Separating schema and data migrations

150 Views Asked by At

We currently have mixed data and schema migrations, that are being run by app's ORM right before the app startup. Data migrations in our case is a type of migration when we manipulate the data, for example moving data around different columns, fixing data format issues, fixing some wrong data or in some rare cases moving data between different services databases. They are normally simple ( a few create/update statements), but there are cases when we leverage programming language with some logic to calculate a final state. What I'm looking for is to make database schema declarative and apply schema migrations whenever someone changes db schema file in the repository. This could be achieved by using some tools like atlasgo.io, where you have a schema file defined and generate versioned schema migrations by calculating a diff between state file and actual database.

So if I apply this approach, our schema and data migrations become separate. I planned to run schema migrations first using schema migration tools and only then data migrations using the same ORM approach. But it looks that it will bring us some troubles. Imagine if we don't deliver code on some environment for some time and there are a few data and schema migrations ready to run. Because I run schema migrations first - there are high chances that data migrations may fail because they could expect some schema that may have already been changed. So the order of schema and data migrations is very important.

Do you have any advice how do you run such things on your projects?

2

There are 2 best solutions below

0
Eugene Shilin On BEST ANSWER

I wanted to sum up and post the answer that worked for me based on the answers and the data that I was able to find in the internet.
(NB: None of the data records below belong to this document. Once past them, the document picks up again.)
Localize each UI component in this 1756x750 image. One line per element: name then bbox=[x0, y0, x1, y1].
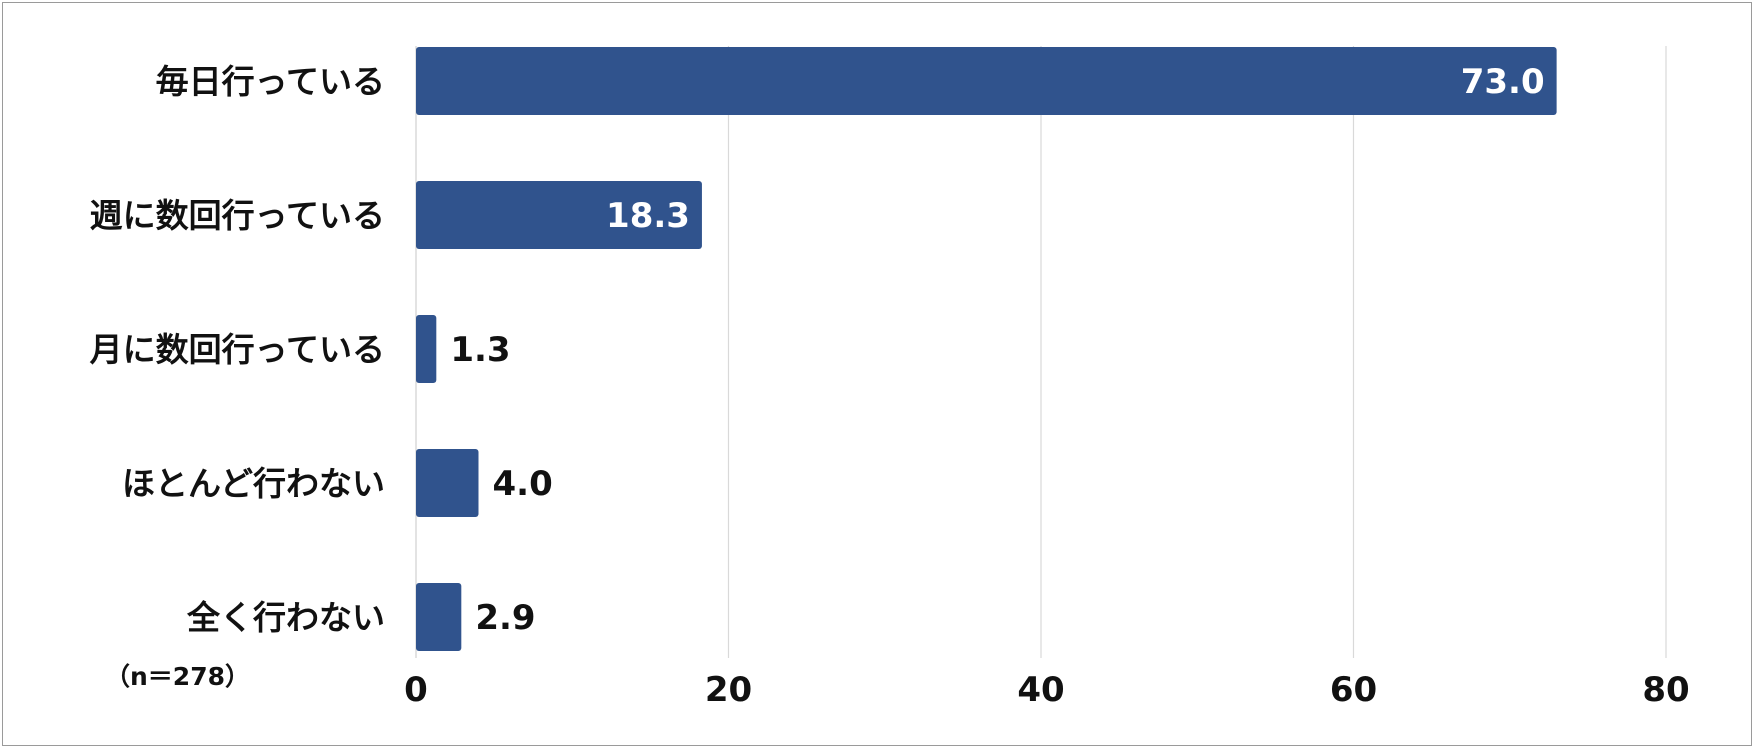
x-tick-label-80: 80 bbox=[1642, 670, 1689, 710]
category-label-0: 毎日行っている bbox=[156, 62, 385, 101]
value-label-1: 18.3 bbox=[606, 196, 690, 236]
grid-layer bbox=[415, 46, 1667, 658]
x-tick-label-0: 0 bbox=[404, 670, 428, 710]
category-label-1: 週に数回行っている bbox=[90, 196, 385, 235]
x-tick-label-40: 40 bbox=[1017, 670, 1064, 710]
bar-2 bbox=[416, 315, 437, 383]
bar-3 bbox=[416, 449, 479, 517]
category-label-2: 月に数回行っている bbox=[90, 330, 385, 369]
x-tick-label-60: 60 bbox=[1330, 670, 1377, 710]
value-label-3: 4.0 bbox=[493, 464, 553, 504]
bar-0 bbox=[416, 47, 1557, 115]
category-label-3: ほとんど行わない bbox=[122, 464, 385, 503]
sample-size-note: （n＝278） bbox=[105, 662, 250, 691]
value-label-4: 2.9 bbox=[475, 598, 535, 638]
bar-1 bbox=[416, 181, 702, 249]
x-tick-label-20: 20 bbox=[705, 670, 752, 710]
category-label-4: 全く行わない bbox=[186, 598, 385, 637]
value-label-2: 1.3 bbox=[450, 330, 510, 370]
bar-layer bbox=[416, 47, 1557, 651]
value-label-0: 73.0 bbox=[1461, 62, 1545, 102]
label-layer: 0 20 40 60 80 毎日行っている 73.0 週に数回行っている 18.3 月に数回行って… bbox=[90, 62, 1690, 710]
bar-4 bbox=[416, 583, 462, 651]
First of all - yes, there is no possibility and even need to separate data and schema migrations. But there is a still possibility to benefit having a declarative database schema in your code which you could use to automatically generate schema migrations (alter table or create table statements).

Specifically for me, I decided to keep using the ORM approach as a runner of all kind of migrations (because of the order issue mentioned above, therefore I choose one tool to run them all) and having a schema file in my application code which is being used by a separate tool (atlas as mentioned before) to calculate the diff between current schema and target schema and produce ALTER table statements as a migration whenever developer wants to make an update the schema. And as a last step, I have taught my ORM migration tool to run both types of migrations: produced bare sql schema migrations and data migrations that we already had. Hope this answer will help someone else.

7
Bill Karwin On

Data migrations should be designed for the latest schema revision at the time the data migration is developed.
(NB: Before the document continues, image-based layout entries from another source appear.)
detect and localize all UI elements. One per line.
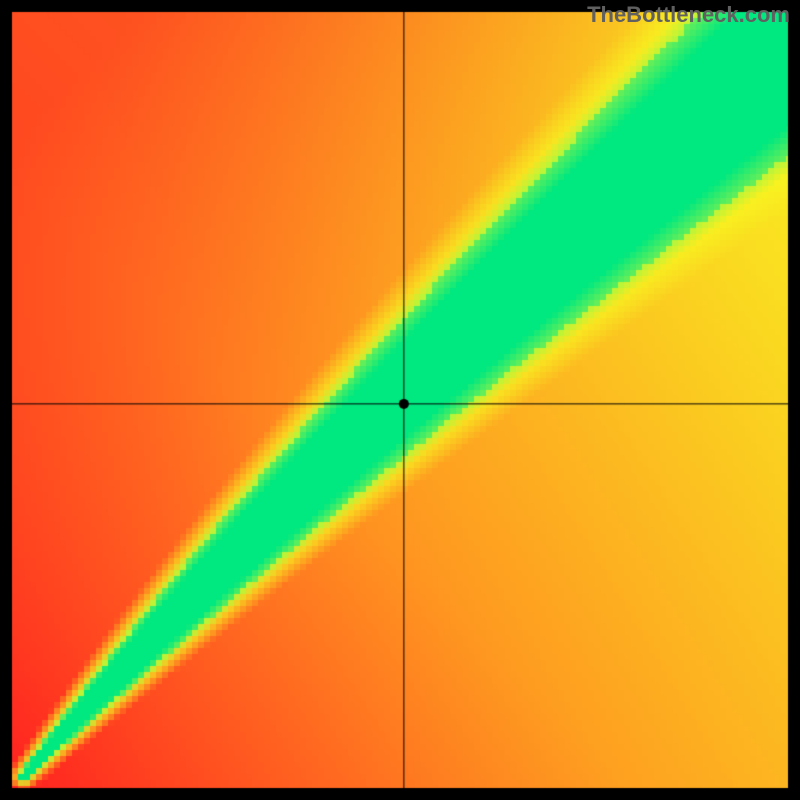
watermark-text: TheBottleneck.com [587, 2, 790, 28]
heatmap-canvas [0, 0, 800, 800]
chart-container: TheBottleneck.com [0, 0, 800, 800]
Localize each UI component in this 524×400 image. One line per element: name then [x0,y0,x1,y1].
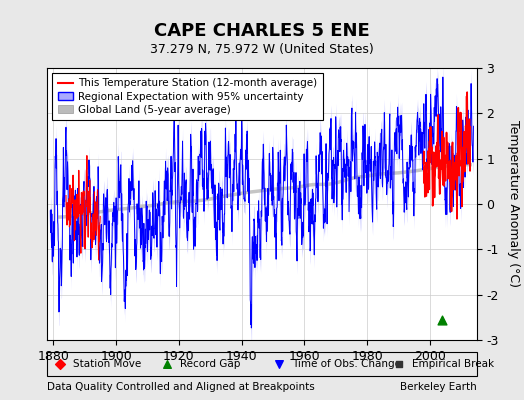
Point [275,361,283,367]
Text: Berkeley Earth: Berkeley Earth [400,382,477,392]
Text: Record Gap: Record Gap [180,359,241,369]
Text: Time of Obs. Change: Time of Obs. Change [292,359,401,369]
Point [56,361,64,367]
Text: Station Move: Station Move [73,359,141,369]
Point [163,361,172,367]
Point [395,361,403,367]
Text: 37.279 N, 75.972 W (United States): 37.279 N, 75.972 W (United States) [150,43,374,56]
Y-axis label: Temperature Anomaly (°C): Temperature Anomaly (°C) [507,120,520,288]
Text: Data Quality Controlled and Aligned at Breakpoints: Data Quality Controlled and Aligned at B… [47,382,315,392]
Text: CAPE CHARLES 5 ENE: CAPE CHARLES 5 ENE [154,22,370,40]
Legend: This Temperature Station (12-month average), Regional Expectation with 95% uncer: This Temperature Station (12-month avera… [52,73,323,120]
Point [438,316,446,323]
Text: Empirical Break: Empirical Break [412,359,495,369]
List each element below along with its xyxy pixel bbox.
Of course there is no guarantee that data migration will work with any older or newer revision of the schema. There's nothing you can do about that. It would be nigh impossible to transform any arbitrary data migration after the fact to fit any later revision of the schema (in some cases it might be possible, but not in general).

So this leads to the conclusion that you can't separate data migrations and schema migrations. They must be applied in chronological order. That is, one queue of migrations, both data and schema. That way the data migrations can be applied against the correct revision of the schema.

Later schema migrations may affect data too (e.g. ALTER TABLE...DROP COLUMN, or changes to data types). That must be by design.

It is also typical that your database has one small table to store the current revision. I've seen this table called schema_version or something like that. The name doesn't matter, as long as your migration framework knows to look for that table. If the current schema_version data stores an out of date version, the framework knows which data migrations and schema migrations to apply. These migrations are stored in your code repository.

I've also seen many cases where a developer applied some migration but forgot to update the schema_version. It happens. You can try to use tools and processes to follow in the hope of minimizing it, but humans make mistakes.

If the schema_version is not accurate, then subsequent attempts to apply migrations get confused. It may try to apply migrations that have already been applied, or else skip a migration that needs to be applied.

Someone has to go figure out which step was missed, and fix it up manually.

There's no automatic solution to this, it involves reading the code of your migrations, then examining the current state of the data and schema to see what has and has not been applied, and then the human to develop custom steps to fix what's wrong.

I don't think there's any perfect process that doesn't involve occasional manual work to correct missteps. Much like any other field of engineering!